The initiative by De La Salle University to design and develop cost-effective robotic exoskeletons for stroke and injury rehabilitation has completed their robotic arm rehabilitation device prototype.
Funded by the Department of Science and Technology – Philippine Council for Health Research and Development (DOST-PCHRD), the research team, composed of biomedical engineers from De La Salle University and rehabilitation experts from University of the Philippines – Philippine General Hospital, created two robotic exoskeleton prototypes with a biofeedback mechanism for rehabilitation of post-stroke and injured patients by assisting motor movements in the shoulder, arm, and hand.
The biomedical devices, which were 3D-printed, offers a cost effective solution to production and works by utilizing a real-time biofeedback system which records neuromuscular activity using surface electromyography (sEMG).

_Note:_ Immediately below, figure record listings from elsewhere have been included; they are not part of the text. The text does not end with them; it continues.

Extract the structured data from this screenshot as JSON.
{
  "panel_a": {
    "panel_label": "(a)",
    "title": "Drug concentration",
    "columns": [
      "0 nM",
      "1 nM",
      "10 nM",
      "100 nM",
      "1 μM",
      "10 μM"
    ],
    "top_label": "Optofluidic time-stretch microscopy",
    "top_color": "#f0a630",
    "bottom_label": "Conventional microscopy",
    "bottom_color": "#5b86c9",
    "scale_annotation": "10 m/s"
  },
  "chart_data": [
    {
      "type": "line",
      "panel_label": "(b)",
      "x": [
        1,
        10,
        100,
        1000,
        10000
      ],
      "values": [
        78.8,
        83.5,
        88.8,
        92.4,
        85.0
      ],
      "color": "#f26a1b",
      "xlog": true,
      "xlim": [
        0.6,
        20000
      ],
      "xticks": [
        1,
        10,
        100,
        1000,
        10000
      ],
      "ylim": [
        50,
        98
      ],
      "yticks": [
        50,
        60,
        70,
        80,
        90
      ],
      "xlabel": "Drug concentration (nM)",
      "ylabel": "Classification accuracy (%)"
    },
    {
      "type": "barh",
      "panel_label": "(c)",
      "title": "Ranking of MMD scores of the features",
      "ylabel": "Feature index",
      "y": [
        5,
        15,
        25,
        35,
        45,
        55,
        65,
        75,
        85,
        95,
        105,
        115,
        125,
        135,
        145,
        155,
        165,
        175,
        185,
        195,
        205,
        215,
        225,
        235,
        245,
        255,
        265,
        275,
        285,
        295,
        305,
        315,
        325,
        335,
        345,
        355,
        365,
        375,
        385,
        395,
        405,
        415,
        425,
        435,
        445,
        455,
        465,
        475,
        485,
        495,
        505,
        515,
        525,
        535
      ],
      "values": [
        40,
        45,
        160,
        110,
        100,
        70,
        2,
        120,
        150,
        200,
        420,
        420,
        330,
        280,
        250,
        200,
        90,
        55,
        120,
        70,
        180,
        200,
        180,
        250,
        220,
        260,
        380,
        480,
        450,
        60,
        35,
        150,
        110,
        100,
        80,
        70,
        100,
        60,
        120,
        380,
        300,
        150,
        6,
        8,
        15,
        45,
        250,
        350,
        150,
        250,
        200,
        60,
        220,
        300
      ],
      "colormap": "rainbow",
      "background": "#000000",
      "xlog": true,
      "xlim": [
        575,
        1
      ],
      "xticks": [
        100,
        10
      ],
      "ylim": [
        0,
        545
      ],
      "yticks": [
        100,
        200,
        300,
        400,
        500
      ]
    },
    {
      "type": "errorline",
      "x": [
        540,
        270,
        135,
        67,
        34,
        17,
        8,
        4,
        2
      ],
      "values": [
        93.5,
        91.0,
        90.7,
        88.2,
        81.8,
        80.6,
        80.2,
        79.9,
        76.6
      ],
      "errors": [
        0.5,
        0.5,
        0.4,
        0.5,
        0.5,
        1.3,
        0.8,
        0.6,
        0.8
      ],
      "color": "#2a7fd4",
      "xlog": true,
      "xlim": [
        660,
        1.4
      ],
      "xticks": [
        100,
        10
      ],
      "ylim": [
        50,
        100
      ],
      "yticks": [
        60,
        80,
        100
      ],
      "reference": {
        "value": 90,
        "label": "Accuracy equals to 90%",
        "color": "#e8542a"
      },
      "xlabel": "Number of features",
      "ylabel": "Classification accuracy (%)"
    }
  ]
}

The DOST-PCHRD reported how the AGAPAY team demonstrated in a research symposium in De La Salle University Manila, how the upper limb prototype mimicked the 7 degrees of mobility found in the shoulders, elbows, and wrists of patients, showing its potential use for physical therapy and rehabilitation.
The second part of the demonstration showcased the lightweight, portable, and kinematic 3d-printed hand prototype model that aids mobility via a cable system.
With the completion of the first phase, the AGAPAY project will start its second phase this October, conducting safety testing and preclinical trials until August 2018, and eventually move forward with clinical trials and manufacturing for its third and fourth phases, respectively.
The AGAPAY Project team is led by Dr. Nilo Bugtai.